Hours after releasing a 20-page blueprint for changes to the University of Montana’s academic portfolio April 17, President Seth Bodnar faced members of the faculty senate.
“You could say this plan is not fully baked,” Bodnar cautioned a crowded campus recital hall. “Exactly.”
The plan, presented as a “strategy for distinction,” is actually the most comprehensive set of changes proposed for UM’s academic portfolio since enrollment began dropping eight years ago. It aims to “set a course that builds on our strengths,” Bodnar wrote in an attached summary.

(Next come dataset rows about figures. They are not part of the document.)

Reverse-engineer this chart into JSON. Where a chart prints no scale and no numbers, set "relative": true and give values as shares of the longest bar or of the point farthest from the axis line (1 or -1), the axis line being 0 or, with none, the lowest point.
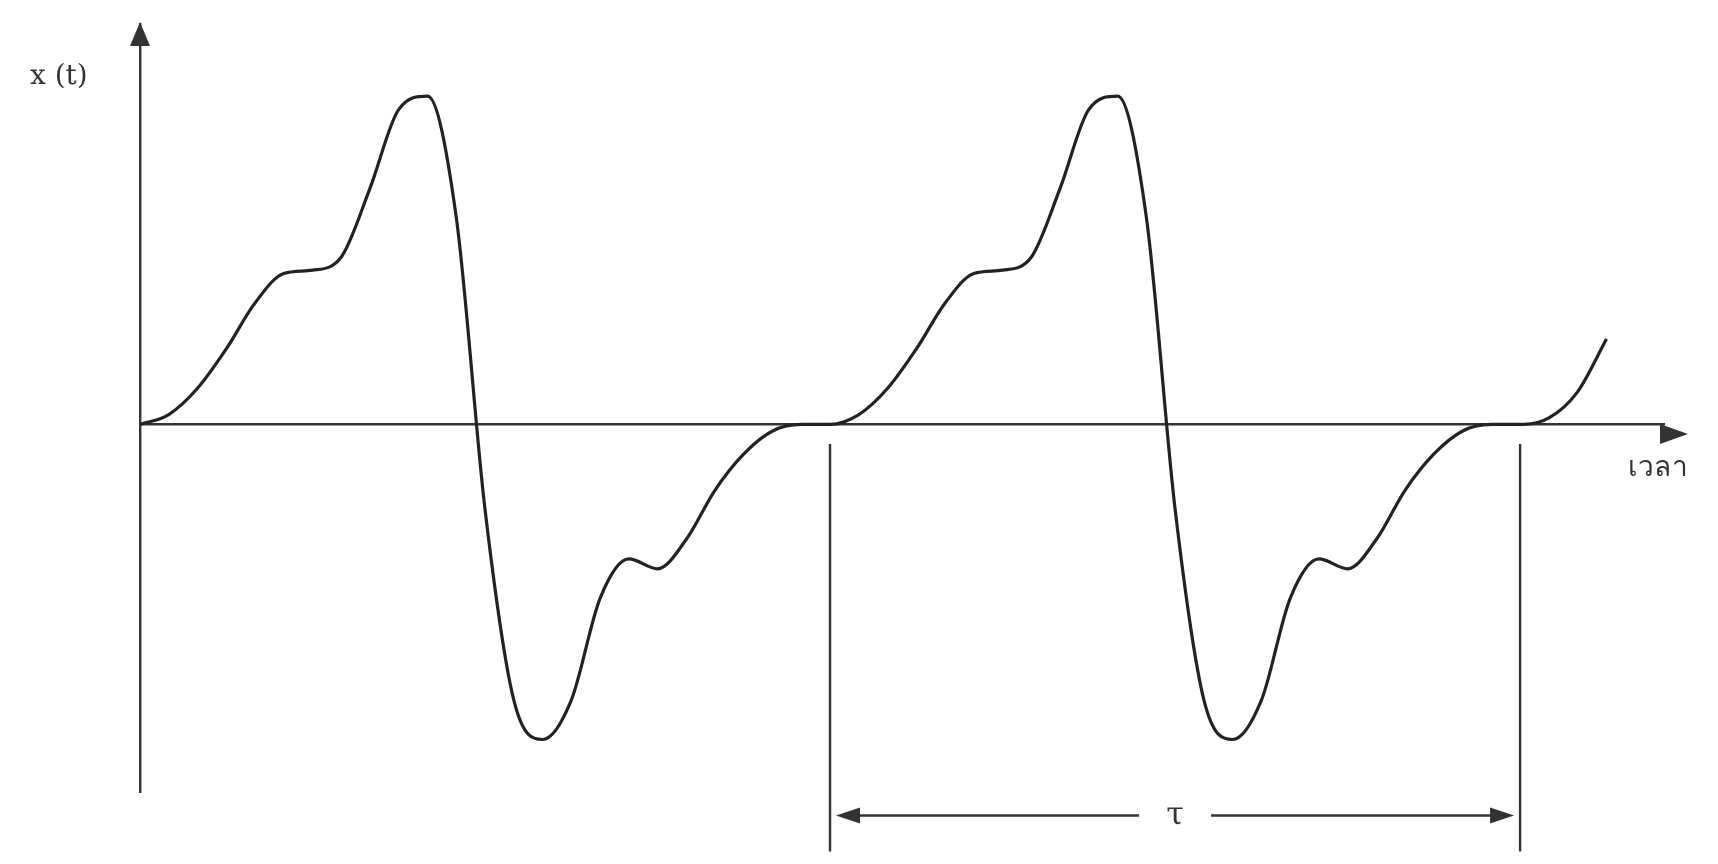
{
  "chart_data": {
    "type": "line",
    "relative": true,
    "xlabel": "เวลา",
    "ylabel": "x (t)",
    "annotations": [
      "τ"
    ],
    "tick_labels": false,
    "marker": "none",
    "line_style": "solid",
    "legend": false,
    "categories": [
      null,
      null,
      null,
      null,
      null,
      null,
      null,
      null,
      null,
      null,
      null,
      null,
      null,
      null,
      null,
      null,
      null,
      null,
      null,
      null,
      null,
      null,
      null,
      null,
      null,
      null,
      null,
      null,
      null,
      null,
      null,
      null,
      null,
      null,
      null,
      null,
      null,
      null,
      null,
      null,
      null,
      null,
      null,
      null,
      null,
      null,
      null,
      null,
      null,
      null,
      null,
      null
    ],
    "series": [
      {
        "color": "#222222",
        "values": [
          0,
          0.03,
          0.11,
          0.23,
          0.37,
          0.46,
          0.47,
          0.51,
          0.72,
          0.96,
          1,
          0.63,
          -0.26,
          -0.84,
          -0.96,
          -0.84,
          -0.53,
          -0.41,
          -0.44,
          -0.35,
          -0.2,
          -0.09,
          -0.02,
          0,
          0,
          0.03,
          0.11,
          0.23,
          0.37,
          0.46,
          0.47,
          0.51,
          0.72,
          0.96,
          1,
          0.63,
          -0.26,
          -0.84,
          -0.96,
          -0.84,
          -0.53,
          -0.41,
          -0.44,
          -0.35,
          -0.2,
          -0.09,
          -0.02,
          0,
          0,
          0.02,
          0.1,
          0.26
        ]
      }
    ]
  }
}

Given UM’s $10 million anticipated budget shortfall by 2020, the plan’s mechanism for building on academic strengths is mostly a matter of cuts. The proposal trims 50 faculty positions over the next few years while consolidating academic infrastructure. Unlike prior rounds of budget cuts, however, the latest effort targets departments that have become financially inefficient due to declining numbers of students.
In other words, the strategy calls for the “hard decisions” — Bodnar’s term — that have tended to tie UM officials and faculty in knots.
The proposed cuts are deep. Former President Royce Engstrom eliminated nearly 200 positions from the budget in 2016, but most were already vacant or non-teaching jobs, and funding for many was simply redirected from alternative sources. Voluntary buyouts claimed as many as 40 faculty in 2017, and next fall a dozen non-tenured lecturers won’t have their contracts renewed.
Under Bodnar’s proposal, developed over the spring semester by a University Planning Committee, various humanities departments would lose a combined 16.5 full-time-equivalent faculty. The schools of arts and media arts would be combined and lose six full-time positions. The sciences would lose eight positions. In all cases, the targets will be met first through attrition, with layoffs to follow as necessary.
Faculty senators who spoke out on Tuesday were most anxious about the larger structural shake-ups, such as a recommendation that the School of Journalism merge with Communications Studies and the English department’s rhetoric program. Bodnar said he plans to seek authorization for programmatic changes from the state Board of Regents next month, leaving the faculty at-large with what interim Provost Paul Kirgis acknowledged as an “extraordinarily compressed timeline” to review the proposal.
Communication Studies professor Steve Schwarze told Bodnar he considers the open-endedness of how to enact the changes empowering. But history professor Michael Mayer, referencing Bodnar’s baking metaphor, worried that “half-baked” elements of the proposal could have unforeseen consequences for the programs they affect.
“It seems to me, before we jump, we ought to look,” Mayer said.
The academic vision put forth by UM’s planning committee calls for a reimagined liberal arts core curriculum, around which the university will focus resources into six “communities of excellence,” or interdisciplinary academic clusters. They include: artistic expression and communication, science and technology, business and entrepreneurship, environment and sustainability, health and human development, and justice, policy and public service.
“This is not a marketing pitch,” Bodnar said. “This is a way for us to think about the real strength of UM.”
Public listening sessions between campus faculty, staff and students with Bodnar and the planning committee are scheduled for April 20, 24 and 26. A copy of the draft recommendations can be found at www.umt.edu/president.